Enter Body Arcana, an album that leans heavily into the sounds of ‘80s and ‘90s clubland, especially the tough, danceable, experimental acts through which the duo first approached electronic music: Nine Inch Nails, Depeche Mode, Soft Cell, The Human League. An interview with the Pet Shop Boys’ Neil Tennant from Keppel’s youthful music journalism days is sampled throughout closer “Pink Champagne, White Label,” and other songs shout out Australian disco diva Kylie Minogue and legendary English smooth-soul singer Sade.

If you’re thinking this turn from insular, cerebral ambient toward the communal ecstasy of dance music has something to do with emerging from pandemic lockdown, you’d be right—but not in the way you’d think.

“The first year-plus of the pandemic was really creatively rewarding for some people because they had a lot of time on their hands,” Mercer says. “But for me at least, I felt really blocked for that whole first year and a half or so. I think that’s part of why those tracks [on O/V/N/I] all came together kind of slowly.”

The tracks on Body Arcana came quickly and spontaneously in comparison. “We were leaning toward dance music again for the first time in a while, and I was able to bang out some tracks relatively quickly,” Mercer says. “And it happened to click with what Matt was exploring lyrically.”

Keppel and Mercer met in 2004 in Chicago through planetout.com, an early queer dating site. Mercer had been making music for a while, but Keppel had never sung on record before Microfilm began recording.

“This lovely voice just started coming out,” Keppel says, laughing. “I just wanted to try it, and I asked [Matt] if I could do it on some music he was making. And it snowballed pretty quickly—we had 10 tracks in about two months.”

Microfilm released their debut album, After Dark, in 2006 during a transitional time for the music industry, when digital downloads were beginning to dominate the music market and the streaming era was faintly on the horizon. They were early users of iTunes, one of the only places to buy digital downloads at the time, and their beginnings coincided with the rise of MP3 blogs.

“I think our bestselling album was the one that we leaked through a bunch of MP3 blogs and even, like, piracy blogs,” Mercer says. “We were just like, here’s a link to this album. And then a bunch of people downloaded it, and it turned into sales.”

“It’s weird how the blog era was a big access point for a lot of people, and now that’s kind of gone away,” Keppel says. “It’s back to being a little bit more gatekeeper-y than it was. And there’s a lot more competition—I think there’s just a lot more people making music.”
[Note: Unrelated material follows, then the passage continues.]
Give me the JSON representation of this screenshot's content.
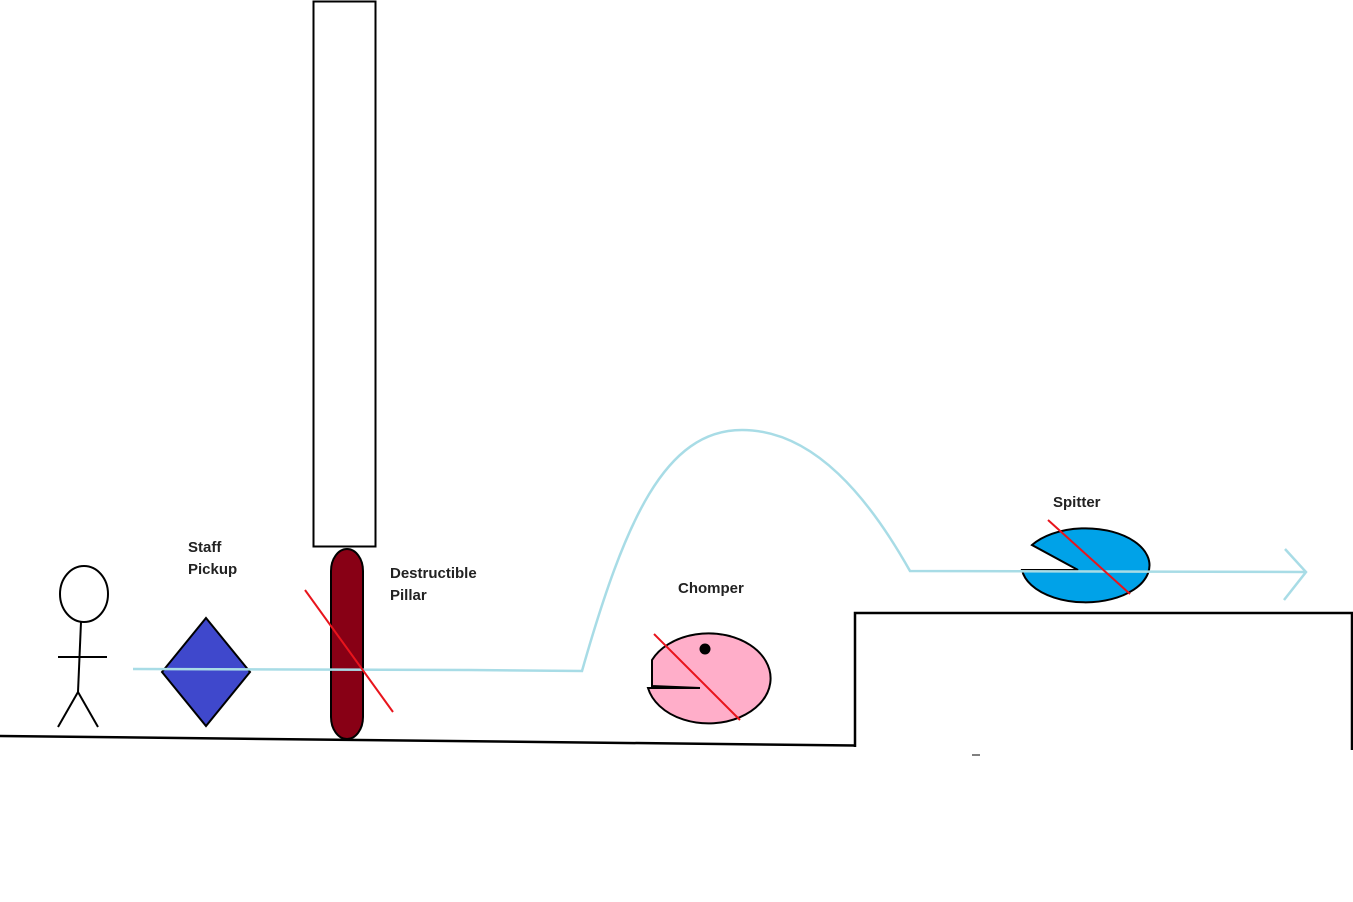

Microfilm has remained prolific in the time since, and Body Arcana is only one of a long list of projects in the tank for the duo. Mercer is releasing a solo album called Sub/Super later this month on Dragon’s Eye Recordings, and they have a remix project tentatively slated to come out next month (“It’s not other people remixing us, which is what usually happens; it’s us remixing ourselves, in a way,” Keppel says cryptically).

They’ve also got a soundtrack to an imaginary horror film finished, which they’re planning to put out in October to suit a Halloween theme, and more tracks from the Body Arcana sessions.

“Since we were kind of banging through stuff for this record, we did even more tracks than the 10 that are on there,” Keppel says. They’re thinking of turning them into their own album, which would be a breakthrough for the duo in its own way—the first Microfilm project that isn’t a reaction to the last one.